“The sociological imagination enables its possessor to understand the larger historical scene in terms of its meaning for the inner life and the external career of a variety of individuals. It enables them to take into account how individuals, in the welter of their daily experience, often become falsely conscious of their social positions. Within that welter, the framework of modern society is sought, and within that framework the psychologies of a variety of persons are formulated. By such means the personal uneasiness of individuals is focused upon explicit troubles and the indifference of publics is transformed into involvement with public issues.”
“To be aware of the idea of social structure and to use it with sensibility is to be capable of tracing such linkages among a great variety of milieux. To be able to do that is to possess the sociological imagination.”C. Wright Mills
“For that imagination is the capacity to shift from one perspective to another—from the political to the psychological; from examination of a single family to comparative assessment of the national budgets of the world; from the theological school to the military establishment; from considerations of an oil industry to studies of contemporary poetry. It is the capacity to range from the most impersonal and remote transformations to the most intimate features of the human self—and to see the relations between the two. Back of its use there is always the urge to know the social and historical meaning of the individual in the society and in the period in which the individual has their quality and their being.

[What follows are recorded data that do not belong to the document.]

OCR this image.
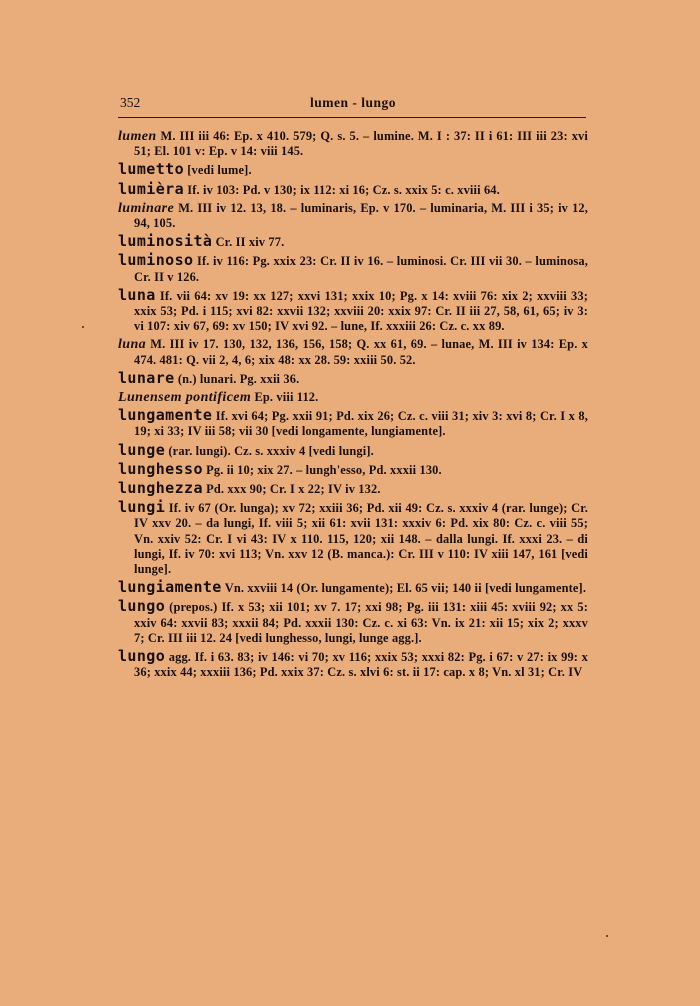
352	lumen - lungo
lumen M. III iii 46: Ep. x 410. 579; Q. s. 5. – lumine. M. I : 37: II i 61: III iii 23: xvi 51; El. 101 v: Ep. v 14: viii 145.
lumetto [vedi lume].
lumièra If. iv 103: Pd. v 130; ix 112: xi 16; Cz. s. xxix 5: c. xviii 64.
luminare M. III iv 12. 13, 18. – luminaris, Ep. v 170. – luminaria, M. III i 35; iv 12, 94, 105.
luminosità Cr. II xiv 77.
luminoso If. iv 116: Pg. xxix 23: Cr. II iv 16. – luminosi. Cr. III vii 30. – luminosa, Cr. II v 126.
luna If. vii 64: xv 19: xx 127; xxvi 131; xxix 10; Pg. x 14: xviii 76: xix 2; xxviii 33; xxix 53; Pd. i 115; xvi 82: xxvii 132; xxviii 20: xxix 97: Cr. II iii 27, 58, 61, 65; iv 3: vi 107: xiv 67, 69: xv 150; IV xvi 92. – lune, If. xxxiii 26: Cz. c. xx 89.
luna M. III iv 17. 130, 132, 136, 156, 158; Q. xx 61, 69. – lunae, M. III iv 134: Ep. x 474. 481: Q. vii 2, 4, 6; xix 48: xx 28. 59: xxiii 50. 52.
lunare (n.) lunari. Pg. xxii 36.
Lunensem pontificem Ep. viii 112.
lungamente If. xvi 64; Pg. xxii 91; Pd. xix 26; Cz. c. viii 31; xiv 3: xvi 8; Cr. I x 8, 19; xi 33; IV iii 58; vii 30 [vedi longamente, lungiamente].
lunge (rar. lungi). Cz. s. xxxiv 4 [vedi lungi].
lunghesso Pg. ii 10; xix 27. – lungh'esso, Pd. xxxii 130.
lunghezza Pd. xxx 90; Cr. I x 22; IV iv 132.
lungi If. iv 67 (Or. lunga); xv 72; xxiii 36; Pd. xii 49: Cz. s. xxxiv 4 (rar. lunge); Cr. IV xxv 20. – da lungi, If. viii 5; xii 61: xvii 131: xxxiv 6: Pd. xix 80: Cz. c. viii 55; Vn. xxiv 52: Cr. I vi 43: IV x 110. 115, 120; xii 148. – dalla lungi. If. xxxi 23. – di lungi, If. iv 70: xvi 113; Vn. xxv 12 (B. manca.): Cr. III v 110: IV xiii 147, 161 [vedi lunge].
lungiamente Vn. xxviii 14 (Or. lungamente); El. 65 vii; 140 ii [vedi lungamente].
lungo (prepos.) If. x 53; xii 101; xv 7. 17; xxi 98; Pg. iii 131: xiii 45: xviii 92; xx 5: xxiv 64: xxvii 83; xxxii 84; Pd. xxxii 130: Cz. c. xi 63: Vn. ix 21: xii 15; xix 2; xxxv 7; Cr. III iii 12. 24 [vedi lunghesso, lungi, lunge agg.].
lungo agg. If. i 63. 83; iv 146: vi 70; xv 116; xxix 53; xxxi 82: Pg. i 67: v 27: ix 99: x 36; xxix 44; xxxiii 136; Pd. xxix 37: Cz. s. xlvi 6: st. ii 17: cap. x 8; Vn. xl 31; Cr. IV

That, in brief, is why it is by means of the sociological imagination that people now hope to grasp what is going on in the world, and to understand what is happening in themselves as minute points of the intersections of biography and history within society. In large part, contemporary person’s self-conscious view of themselves as at least an outsider, if not a permanent stranger, rests upon an absorbed realization of social relativity and of the transformative power of history. The sociological imagination is the most fruitful form of this self-consciousness. By its use people whose mentalities have swept only a series of limited orbits often come to feel as if suddenly awakened in a house with which they had only supposed themselves to be familiar. Correctly or incorrectly, they often come to feel that they can now provide themselves with adequate summations, cohesive assessments, comprehensive orientations. Older decisions that once appeared sound now seem to them products of a mind unaccountably dense. Their capacity for astonishment is made lively again. They acquire a new way of thinking, they experience a transvaluation of values: in a word, by their reflection and by their sensibility, they realize the cultural meaning of the social sciences.

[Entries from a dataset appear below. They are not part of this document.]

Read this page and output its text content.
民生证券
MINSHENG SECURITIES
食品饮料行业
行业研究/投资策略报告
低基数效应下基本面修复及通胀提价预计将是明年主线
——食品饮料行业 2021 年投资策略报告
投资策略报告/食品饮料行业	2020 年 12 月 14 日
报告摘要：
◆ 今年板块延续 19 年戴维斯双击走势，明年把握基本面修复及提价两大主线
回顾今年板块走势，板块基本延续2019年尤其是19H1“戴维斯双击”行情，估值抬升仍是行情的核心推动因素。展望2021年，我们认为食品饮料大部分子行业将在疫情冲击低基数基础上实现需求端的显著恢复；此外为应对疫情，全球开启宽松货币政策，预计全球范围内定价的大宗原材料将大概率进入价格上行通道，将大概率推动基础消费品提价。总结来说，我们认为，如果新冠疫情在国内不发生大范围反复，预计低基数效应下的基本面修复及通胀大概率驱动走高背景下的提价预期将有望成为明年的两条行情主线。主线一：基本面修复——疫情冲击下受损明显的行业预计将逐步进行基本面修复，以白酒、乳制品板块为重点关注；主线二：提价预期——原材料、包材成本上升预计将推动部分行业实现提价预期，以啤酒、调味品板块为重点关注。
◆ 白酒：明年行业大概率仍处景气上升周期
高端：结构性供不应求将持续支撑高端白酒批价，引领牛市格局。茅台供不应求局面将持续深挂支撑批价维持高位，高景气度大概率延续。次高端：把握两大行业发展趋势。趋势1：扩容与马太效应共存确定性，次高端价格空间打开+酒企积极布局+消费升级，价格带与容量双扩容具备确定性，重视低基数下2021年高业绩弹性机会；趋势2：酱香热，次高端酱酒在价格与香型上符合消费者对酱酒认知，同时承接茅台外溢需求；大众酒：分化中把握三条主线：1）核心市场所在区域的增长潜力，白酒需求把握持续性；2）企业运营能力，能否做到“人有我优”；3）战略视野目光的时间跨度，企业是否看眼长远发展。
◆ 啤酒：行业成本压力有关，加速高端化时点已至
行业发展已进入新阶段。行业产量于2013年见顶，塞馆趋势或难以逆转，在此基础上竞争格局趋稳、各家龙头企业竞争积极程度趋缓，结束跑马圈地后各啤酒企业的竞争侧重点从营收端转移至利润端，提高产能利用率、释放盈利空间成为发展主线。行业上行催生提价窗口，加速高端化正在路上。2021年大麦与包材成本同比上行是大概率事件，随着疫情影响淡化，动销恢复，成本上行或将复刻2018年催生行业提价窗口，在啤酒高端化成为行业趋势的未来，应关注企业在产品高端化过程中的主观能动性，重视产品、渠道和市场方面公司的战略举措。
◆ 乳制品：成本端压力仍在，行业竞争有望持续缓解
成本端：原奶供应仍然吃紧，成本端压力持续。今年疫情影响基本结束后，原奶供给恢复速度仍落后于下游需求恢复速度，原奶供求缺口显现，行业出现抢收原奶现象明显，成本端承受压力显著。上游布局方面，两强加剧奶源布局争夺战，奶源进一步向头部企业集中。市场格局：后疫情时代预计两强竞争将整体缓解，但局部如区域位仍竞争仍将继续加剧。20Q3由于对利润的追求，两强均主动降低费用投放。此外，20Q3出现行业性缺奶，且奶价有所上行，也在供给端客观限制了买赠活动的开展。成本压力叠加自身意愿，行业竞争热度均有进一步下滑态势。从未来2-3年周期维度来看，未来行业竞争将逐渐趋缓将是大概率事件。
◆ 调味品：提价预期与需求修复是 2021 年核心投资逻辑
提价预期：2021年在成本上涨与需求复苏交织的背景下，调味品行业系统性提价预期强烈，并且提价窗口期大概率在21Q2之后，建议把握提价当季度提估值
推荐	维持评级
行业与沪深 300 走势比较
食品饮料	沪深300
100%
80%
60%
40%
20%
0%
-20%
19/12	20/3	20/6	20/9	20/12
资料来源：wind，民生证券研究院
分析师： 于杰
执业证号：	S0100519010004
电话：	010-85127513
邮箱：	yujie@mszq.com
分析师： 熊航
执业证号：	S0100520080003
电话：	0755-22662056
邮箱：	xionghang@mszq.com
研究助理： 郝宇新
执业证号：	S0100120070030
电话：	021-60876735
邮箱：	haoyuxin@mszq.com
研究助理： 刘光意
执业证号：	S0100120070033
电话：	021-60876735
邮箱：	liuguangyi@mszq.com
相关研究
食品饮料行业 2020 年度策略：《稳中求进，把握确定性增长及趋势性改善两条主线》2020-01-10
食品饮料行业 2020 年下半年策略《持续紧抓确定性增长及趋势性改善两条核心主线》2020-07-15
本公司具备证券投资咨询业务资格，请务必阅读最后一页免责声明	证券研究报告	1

Perhaps the most fruitful distinction with which the sociological imagination works is between ‘the personal troubles of milieu’ and ‘the public issues of social structure.’ This distinction is an essential tool of the sociological imagination and a feature of all classic work in social science.”
“What we experience in various and specific milieux, I have noted, is often caused by structural changes. Accordingly, to understand the changes of many personal milieux we are required to look beyond them. And the number and variety of such structural changes increase as the institutions within which we live become more embracing and more intricately connected with one another. To be aware of the idea of social structure and to use it with sensibility is to be capable of tracing such linkages among a great variety of milieux. To be able to do that is to possess the sociological imagination.”
Excerpts from Mills, C. Wright.  2000. The Sociological Imagination. Oxford: Oxford University Press. [From Chapter 1, “The Promise, ” pp. 5, 7-8, 10. Italics in original. Emphasis added. I have also changed the masculine pronouns in the original text as used by Mills to third person pronouns.]